7 Skin Conditions and Symptoms You Should Know About

7 Skin Conditions and Symptoms You Should Know About

Nothing can be scarier than having a medical condition and not quite knowing exactly what it is. This is even more true when the condition may be visible, such as a skin condition. For these reasons, it’s helpful to know as much as possible about common skin conditions so that you can be prepared for whatever may come your way. Let’s take a look at some of the most common skin conditions and their primary symptoms. 

What are Skin Conditions?

Skin conditions contribute roughly 1.79% of diseases globally. According to a study from the American Academy of Dermatology, Eighty-five million Americans have skin problems. Most are just minor issues but there are some serious skin conditions that will require hospital treatment. Red, itchy or inflamed skin can indicate a host of skin conditions like rosacea, eczema, contact dermatitis, and ringworm. Skin conditions can be temporary or permanent. 

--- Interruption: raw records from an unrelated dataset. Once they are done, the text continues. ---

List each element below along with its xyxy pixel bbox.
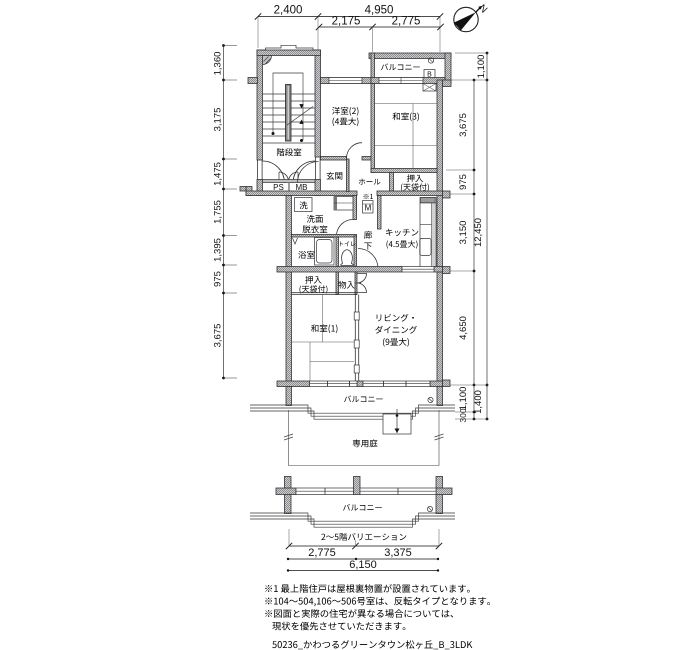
svg-text:1,755: 1,755 — [213, 200, 224, 224]
svg-text:12,450: 12,450 — [473, 218, 484, 247]
svg-text:M: M — [365, 204, 372, 213]
svg-text:3,375: 3,375 — [384, 547, 412, 559]
svg-text:300: 300 — [458, 408, 468, 422]
svg-text:4,650: 4,650 — [458, 316, 469, 340]
svg-text:975: 975 — [458, 174, 469, 190]
svg-text:3,675: 3,675 — [458, 113, 469, 137]
svg-text:B: B — [427, 71, 432, 78]
svg-text:1,475: 1,475 — [213, 162, 224, 186]
svg-text:4,950: 4,950 — [365, 5, 394, 17]
svg-text:3,675: 3,675 — [213, 324, 224, 348]
svg-text:2,400: 2,400 — [274, 5, 303, 17]
svg-text:N: N — [476, 3, 489, 16]
svg-text:6,150: 6,150 — [349, 559, 377, 571]
svg-text:975: 975 — [213, 271, 224, 287]
svg-text:1,400: 1,400 — [473, 390, 484, 414]
svg-text:1,395: 1,395 — [213, 238, 224, 262]
svg-text:3,175: 3,175 — [213, 108, 224, 132]
svg-text:2,775: 2,775 — [308, 547, 336, 559]
svg-text:2,775: 2,775 — [392, 16, 421, 28]
svg-text:2,175: 2,175 — [332, 16, 361, 28]
svg-text:1,100: 1,100 — [476, 55, 487, 79]
svg-text:3,150: 3,150 — [458, 221, 469, 245]
svg-text:1,100: 1,100 — [458, 387, 469, 411]
svg-text:1,360: 1,360 — [213, 52, 224, 76]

These are also called “Cutaneous disorders or Dermatologic disorders”. Hundreds of skin disorders can cause similar symptoms, so learning their distinctions to look out for is the key. While learning to tell one condition from another is crucial and it’s best to receive a diagnosis and treatment from a healthcare professional such as a dermatologist. We have concluded the seven most common skin problems and their symptoms that most of us have encountered. Let’s take a look.

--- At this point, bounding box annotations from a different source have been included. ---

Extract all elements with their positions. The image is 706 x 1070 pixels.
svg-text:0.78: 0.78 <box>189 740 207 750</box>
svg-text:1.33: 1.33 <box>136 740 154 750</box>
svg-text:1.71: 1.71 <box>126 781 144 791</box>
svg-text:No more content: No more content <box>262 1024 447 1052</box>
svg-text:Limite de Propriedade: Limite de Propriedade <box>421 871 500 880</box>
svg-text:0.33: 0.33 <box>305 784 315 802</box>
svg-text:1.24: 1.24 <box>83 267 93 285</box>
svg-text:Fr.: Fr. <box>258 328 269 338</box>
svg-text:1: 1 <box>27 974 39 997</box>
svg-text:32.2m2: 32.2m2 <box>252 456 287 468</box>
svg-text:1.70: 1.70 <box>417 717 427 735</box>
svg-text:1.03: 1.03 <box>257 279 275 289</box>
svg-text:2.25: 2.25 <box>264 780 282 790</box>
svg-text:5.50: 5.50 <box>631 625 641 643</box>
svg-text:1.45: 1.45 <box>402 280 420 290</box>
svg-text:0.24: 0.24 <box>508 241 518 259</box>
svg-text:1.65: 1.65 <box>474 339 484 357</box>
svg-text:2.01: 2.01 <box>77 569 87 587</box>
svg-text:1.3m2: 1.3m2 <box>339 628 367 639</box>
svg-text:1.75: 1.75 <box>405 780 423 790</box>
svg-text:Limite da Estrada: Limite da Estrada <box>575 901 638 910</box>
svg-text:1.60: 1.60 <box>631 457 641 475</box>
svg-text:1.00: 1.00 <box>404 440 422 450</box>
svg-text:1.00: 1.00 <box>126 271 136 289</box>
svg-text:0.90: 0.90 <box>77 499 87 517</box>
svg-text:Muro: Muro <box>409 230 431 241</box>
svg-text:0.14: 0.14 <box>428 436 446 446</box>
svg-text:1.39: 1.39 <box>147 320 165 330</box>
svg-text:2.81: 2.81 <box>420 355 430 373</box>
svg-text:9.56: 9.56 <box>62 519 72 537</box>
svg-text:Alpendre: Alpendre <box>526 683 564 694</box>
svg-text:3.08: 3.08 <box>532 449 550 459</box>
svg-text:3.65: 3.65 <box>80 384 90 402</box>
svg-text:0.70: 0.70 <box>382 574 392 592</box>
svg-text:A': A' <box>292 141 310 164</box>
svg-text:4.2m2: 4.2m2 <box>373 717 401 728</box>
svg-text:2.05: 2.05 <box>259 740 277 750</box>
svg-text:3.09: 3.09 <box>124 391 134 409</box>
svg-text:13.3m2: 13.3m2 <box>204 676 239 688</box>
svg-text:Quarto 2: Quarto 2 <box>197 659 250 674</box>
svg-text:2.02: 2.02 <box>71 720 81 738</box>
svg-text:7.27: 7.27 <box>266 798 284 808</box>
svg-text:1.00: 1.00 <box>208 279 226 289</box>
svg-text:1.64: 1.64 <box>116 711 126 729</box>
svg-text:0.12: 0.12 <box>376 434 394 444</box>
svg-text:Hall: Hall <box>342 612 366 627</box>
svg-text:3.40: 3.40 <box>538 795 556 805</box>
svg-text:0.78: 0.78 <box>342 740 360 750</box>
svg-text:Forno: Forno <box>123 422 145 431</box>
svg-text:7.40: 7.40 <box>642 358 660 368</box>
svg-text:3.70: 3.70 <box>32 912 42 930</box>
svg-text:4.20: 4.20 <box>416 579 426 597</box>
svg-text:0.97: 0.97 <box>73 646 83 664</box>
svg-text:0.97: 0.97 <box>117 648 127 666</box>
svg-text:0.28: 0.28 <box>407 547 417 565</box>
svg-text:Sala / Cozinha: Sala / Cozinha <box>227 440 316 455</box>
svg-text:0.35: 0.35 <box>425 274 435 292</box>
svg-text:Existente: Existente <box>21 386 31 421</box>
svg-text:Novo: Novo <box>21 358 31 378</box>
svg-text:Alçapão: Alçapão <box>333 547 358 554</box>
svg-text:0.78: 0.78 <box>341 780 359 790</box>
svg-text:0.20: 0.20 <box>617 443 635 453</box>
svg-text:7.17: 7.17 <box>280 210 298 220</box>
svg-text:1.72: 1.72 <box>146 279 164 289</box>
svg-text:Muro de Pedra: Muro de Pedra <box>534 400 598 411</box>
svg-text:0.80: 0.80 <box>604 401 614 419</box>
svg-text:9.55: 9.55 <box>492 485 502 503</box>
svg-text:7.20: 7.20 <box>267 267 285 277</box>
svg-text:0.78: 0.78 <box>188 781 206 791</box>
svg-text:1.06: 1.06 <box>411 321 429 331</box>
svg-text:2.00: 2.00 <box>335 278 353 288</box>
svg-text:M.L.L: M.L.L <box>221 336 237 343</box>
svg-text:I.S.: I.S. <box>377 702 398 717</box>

7 common skin problems and symptoms

Keep an eye out for any changes in your skin that could indicate a common skin problem. These are the 7 common skin problems and symptoms you should be aware of.

1) Cold Sores

Red, painful and fluid filled blister that appears near the mouth and lips. The affected area may feel painful or delicate and will often burn before the sore is. It may be accompanied by mild flu-like symptoms such as low fever body aches and swollen lymph nodes. While there is no cure, various treatments like light therapy can reduce outbreaks.

2) Acne

Acne is one of the most widespread skin conditions and any person can get acne. It is commonly located on the face. Neck, shoulders, chest and upper back. Breakouts are composed of blackheads, whiteheads, pimples and nodules that can leave scars or darken the skin if untreated.

3) Ringworm

It is also known as Dermatophytosis. It has nothing to do with a worm but the ring part comes from the fact that it can cause a ring shaped rash. It can be itchy and red. Symptoms can include itchy, red and cracked skin that’s sometimes accompanied by hair loss that appears between 4 and 14 days after coming into contact with the fungus.

4) Eczema

It is also known as Atopic Dermatitis and develops early in childhood but can arise in adulthood. The exact cause is not known but researchers believe it may involve genetics, the environment or your immune system. It can appear on the face, hands or feet. Symptoms may be most noticeable with lighter skin than darker skin. Common symptoms are dry, scaly and itchy skin and constant scratching may lead to a thickened area. There is no known cure for eczema. Topical steroids are often used to lessen the symptoms.

5) Shingles 

Shingles or Herpes Zoster results in a red blistering rash that may wrap around your torso or appear anywhere on your body. You can have a fever, as well as feel fatigued with headaches. It is caused by the same virus that causes Chickenpox, which is the varicella-zoster virus. You are at risk for shingles if you’ve had chickenpox. One preventive shingles vaccine is available in the U.S. shingles can be painful but early treatment with antivirals like oral Valtrex can lessen the symptoms. 

6) Hives

Itchy, raised welts that occur after exposure to an allergen, stress, illness and friction from tight clothes. Hives form in clusters. Symptoms are red, warm and mildly painful to touch. It can be small round and ring-shaped or large-shaped. Treatment usually involves antihistamines or corticosteroids.

7) Rosacea

This disease goes through cycles of fading and relapse that can be triggered by spicy foods, alcoholic beverages, sunlight, stress, and the intestinal bacteria Helicobacter pylori. Common symptoms include facial flushing, raised, red bumps, facial redness, skin dryness and skin sensitivity. There is no known cure and doctors treat the symptoms with topical or oral inflammatory medications.


Learning about proper skincare and treatment for skin disorders is essential. Some skin problems may require hospital care while some can be treated at home. You should consult your doctor about your symptoms or condition to determine what’s the best treatment or methods for you. Those with a strong family history of skin problems may need to visit the doctors more frequently. If you notice something unusual on your skin, don’t wait to book an appointment with your dermatologist.